In quel tempo, Giovanni, vedendo Gesù venire verso di lui, disse: «Ecco l’agnello di Dio, colui che toglie il peccato del mondo! Egli è colui del quale ho detto: “Dopo di me viene un uomo che è avanti a me, perché era prima di me”. Io non lo conoscevo, ma sono venuto a battezzare nell’acqua, perché egli fosse manifestato a Israele».

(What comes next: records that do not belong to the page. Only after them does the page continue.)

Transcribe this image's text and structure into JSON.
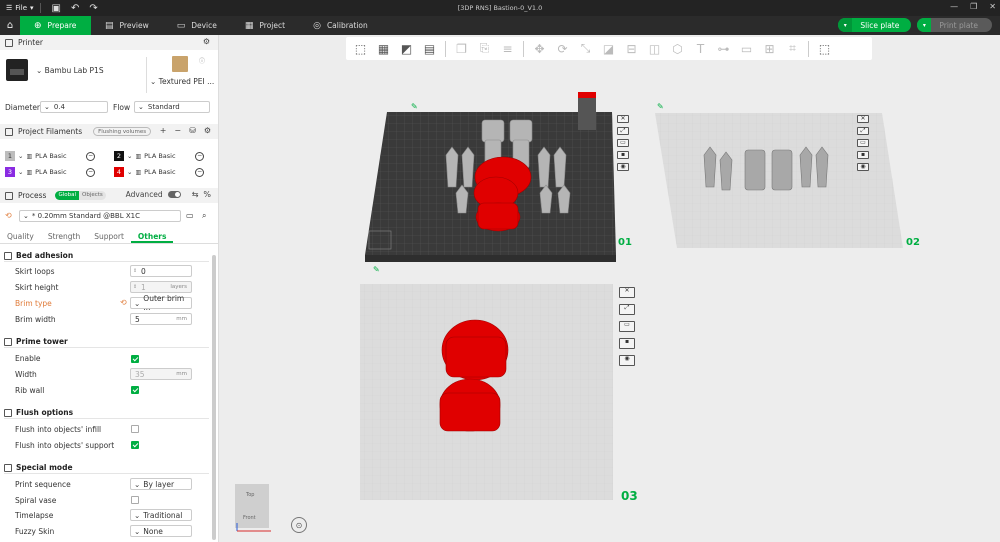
{
  "titlebar": {
    "file_menu": "File",
    "window_title": "[3DP RNS] Bastion-0_V1.0"
  },
  "nav": {
    "tabs": [
      {
        "label": "Prepare",
        "icon": "prepare-icon"
      },
      {
        "label": "Preview",
        "icon": "preview-icon"
      },
      {
        "label": "Device",
        "icon": "device-icon"
      },
      {
        "label": "Project",
        "icon": "project-icon"
      },
      {
        "label": "Calibration",
        "icon": "calibration-icon"
      }
    ],
    "slice_label": "Slice plate",
    "print_label": "Print plate"
  },
  "printer": {
    "section_title": "Printer",
    "printer_name": "Bambu Lab P1S",
    "plate_name": "Textured PEI ...",
    "tiny_label": "Nozzle",
    "diameter_label": "Diameter",
    "diameter_value": "0.4",
    "flow_label": "Flow",
    "flow_value": "Standard"
  },
  "filaments": {
    "section_title": "Project Filaments",
    "flushing_label": "Flushing volumes",
    "items": [
      {
        "num": "1",
        "color": "#bdbdbd",
        "name": "PLA Basic"
      },
      {
        "num": "2",
        "color": "#111111",
        "name": "PLA Basic"
      },
      {
        "num": "3",
        "color": "#8a2be2",
        "name": "PLA Basic"
      },
      {
        "num": "4",
        "color": "#e00000",
        "name": "PLA Basic"
      }
    ]
  },
  "process": {
    "section_title": "Process",
    "global_label": "Global",
    "objects_label": "Objects",
    "advanced_label": "Advanced",
    "preset": "* 0.20mm Standard @BBL X1C",
    "tabs": [
      "Quality",
      "Strength",
      "Support",
      "Others"
    ],
    "active_tab": "Others"
  },
  "settings": {
    "bed_adhesion": {
      "title": "Bed adhesion",
      "skirt_loops_label": "Skirt loops",
      "skirt_loops": "0",
      "skirt_height_label": "Skirt height",
      "skirt_height": "1",
      "skirt_height_unit": "layers",
      "brim_type_label": "Brim type",
      "brim_type": "Outer brim ...",
      "brim_width_label": "Brim width",
      "brim_width": "5",
      "brim_width_unit": "mm"
    },
    "prime_tower": {
      "title": "Prime tower",
      "enable_label": "Enable",
      "width_label": "Width",
      "width": "35",
      "width_unit": "mm",
      "rib_wall_label": "Rib wall"
    },
    "flush_options": {
      "title": "Flush options",
      "infill_label": "Flush into objects' infill",
      "support_label": "Flush into objects' support"
    },
    "special_mode": {
      "title": "Special mode",
      "print_sequence_label": "Print sequence",
      "print_sequence": "By layer",
      "spiral_label": "Spiral vase",
      "timelapse_label": "Timelapse",
      "timelapse": "Traditional",
      "fuzzy_label": "Fuzzy Skin",
      "fuzzy": "None"
    }
  },
  "plates": [
    {
      "number": "01"
    },
    {
      "number": "02"
    },
    {
      "number": "03"
    }
  ],
  "view_cube": {
    "top": "Top",
    "front": "Front"
  },
  "colors": {
    "accent": "#00ae42",
    "model_red": "#e00000",
    "bed_dark": "#3a3a3a"
  }
}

Giovanni testimoniò dicendo: «Ho contemplato lo Spirito discendere come una colomba dal cielo e rimanere su di lui. Io non lo conoscevo, ma proprio colui che mi ha inviato a battezzare nell’acqua mi disse: “Colui sul quale vedrai discendere e rimanere lo Spirito, è lui che battezza nello Spirito Santo”. E io ho visto e ho testimoniato che questi è il Figlio di Dio».

Medito

«Ecco l’agnello di Dio, colui che toglie il peccato del mondo». Questa frase ci è famigliare: la sentiamo in ogni celebrazione eucaristica. L’aula liturgica dovrebbe tremare, tutti dovremmo ammutolire e poi esplodere nella gioia: «Non sono degno, ma tu mi salvi!». Le letture di questa domenica sembrano svelarci il significato di questa affermazione. La prima lettura ci mostra l’origine di questo simbolo che il Vangelo realizza. Infatti, nel testo di Isaia si parla di un servo la cui missione non si ferma al popolo di Israele, perché Dio lo ha destinato a cose ben più grandi: essere luce delle nazioni per illuminare il cammino di tutti verso Dio. È una luce che non è esteriore, ma interiore: permette di vedere.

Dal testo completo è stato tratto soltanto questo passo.